It’s a game of “Push me-Pull you” when it comes to blaming each other on Capitol Hill. The Bush tax cuts are set to expire in a big way in 2011 and the Obama camp has been playing with health care for so long that they forgot to look at the taxing situation, if you pardon the pun. What’s left is a middle American in a desperate situation with a Congress that is extremely divided.
You have Republicans saying Democrats like to tax and spend and you have Democrats saying Republicans only give tax breaks to the wealthy. Neither is totally right nor wrong, but Americans now are paying for a war against religious fundamentalists and a mortgage crisis that exploded into the stratosphere, not to mention numerous government bailouts, which have all cost us dearly.
Come January 1, 2011 the middle class is in a heap of trouble when the Bush tax cuts expire:
The top income tax rate returns to 39.6%;
The max long-term capital gains tax returns to 20%, while those in a lower tax bracket will resume paying taxes on long term gains;
The child tax credit is cut in half to $500; and
The partial credit for payroll taxes is eliminated.

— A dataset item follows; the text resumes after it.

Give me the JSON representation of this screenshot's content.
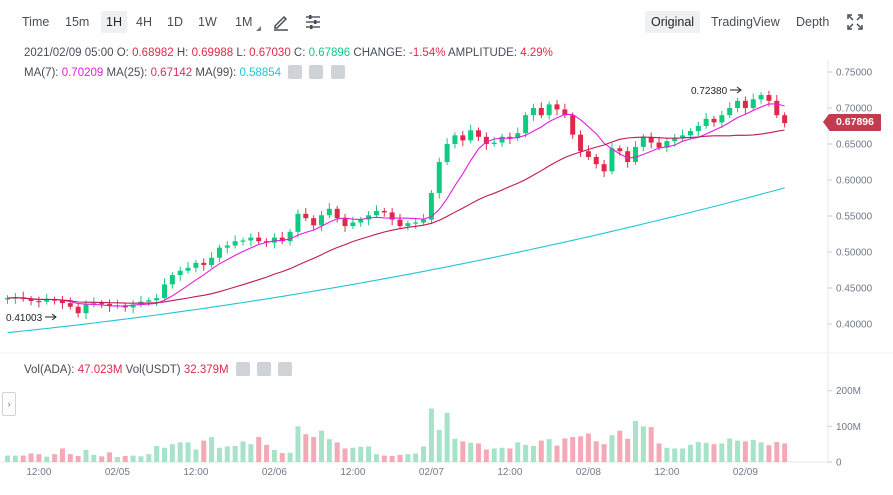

The Obama Administration did manage to pass The Small Business Jobs Act , which was signed into law back in September. It actually provides a few breaks for small business owners:
There is a larger cap for small business Section 179 deductions – that’s the deduction you can take for qualified business property – it has been increased to $500,000 for 2010 and 2011 but will drop back to $25,000 in 2012;
You will also get a break on self-employment tax which will be reduced by the amount you pay for health care insurance on your own premiums (not those of your employees);
Eliminations of capital gains tax for small business investors who hold their investments for five years;
A doubling of the start-up cost deduction for small entrepreneurs from $5,000 to $10,000; and simplified Cell Phone deductions among others.
I am no financial genius, nor tax attorney, but I’m thinking we should get rid of most of Congress and the IRS and go back to simpler times. Everyone pays a flat tax rate of 20% with only deductions for health care and mortgages. As for capital gains, if you are earning any then you should also pay 20% on long term and 25% on short term and losses can be carried forward until they’re absorbed. It’s easy, simple and can be managed without a PhD in international finance. Who’s with me?